Lucrecia knew this, Lavina saw it in her eyes, and yet she did not plead for her life, only asked to hold her tiny son once before she went to meet her fate.

The woman looked through her veil of matted hair to meet Lavina's eyes directly. Lavina didn't breathe, worried that perhaps the woman would betray her to the Turks.

Instead, she left Lavina with one last broken plea.

"Please…my son…save my son…"

The Turks paid no attention to who their captive was addressing, probably thinking her too far gone in the fires of insanity and delirium to be salvaged, or else that she was calling to her coworkers who moved monotonously around her. None of the other doctors paid any heed to the woman or the Turks who dragged her away, not even sparing her a sympathetic glance. Perhaps, to those whom she had known and worked with, she had been dead ever since she had conceived the fated child.

"Please," she cried as she disappeared from Lavina's view. "Save him!"

Lavina, unable to deny this woman her final request, nodded despite herself.

Lucrecia closed her eyes in release.

Lavina didn't know whether to take that as a sign of her surrender to looming death or not.

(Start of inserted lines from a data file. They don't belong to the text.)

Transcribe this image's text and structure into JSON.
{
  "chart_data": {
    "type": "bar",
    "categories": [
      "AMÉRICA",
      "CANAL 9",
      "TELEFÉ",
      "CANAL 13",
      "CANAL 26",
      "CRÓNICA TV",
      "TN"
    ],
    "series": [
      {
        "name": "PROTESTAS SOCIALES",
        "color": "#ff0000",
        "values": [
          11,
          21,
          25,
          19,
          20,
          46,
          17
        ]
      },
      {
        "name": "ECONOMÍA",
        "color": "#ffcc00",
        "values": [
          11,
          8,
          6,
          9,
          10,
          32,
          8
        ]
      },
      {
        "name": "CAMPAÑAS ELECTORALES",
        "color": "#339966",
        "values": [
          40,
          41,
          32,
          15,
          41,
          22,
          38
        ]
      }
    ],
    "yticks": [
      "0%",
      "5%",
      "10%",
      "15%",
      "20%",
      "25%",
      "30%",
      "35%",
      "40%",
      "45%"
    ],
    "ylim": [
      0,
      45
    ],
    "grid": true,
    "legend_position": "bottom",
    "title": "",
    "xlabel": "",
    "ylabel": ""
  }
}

Professor Hojo stormed out next, at first seeming to follow hot on the trail of the Turks, but then turned, disappearing into the supply room, chuckling darkly, his beady black eyes glimmering with sadistic anticipation of plans and hypothesis that he could now test on the baby.

Lavina's hand gripped the door to the laboratory before it could swing closed and lock after the Professor's exit.

Inside, the product of the Jenova Project still cried in pain and fear.

It was a call that Lavina could no longer resist.


A/N: And so begins The Marked.

I will try my best to document my own ideas of what Sephiroth's childhood, adolescence, and young-adulthood were like and still make it compatible with the games (Crisis Core, Before Crisis, Last Order, etc.) although I feel it fair to warn you that I have not played any of them. (Though I do have Advent Children and am familiar with all the cutscenes of CC) Yes, I will include characters such as Angeal and Genesis (but I have to get there first!).

This story was meant to be a prequel to my other story, Broken Wings, but you will be able to read it independently. The only way this will tie to my other works is my OC Aralyn, who will emerge in a few chapters here.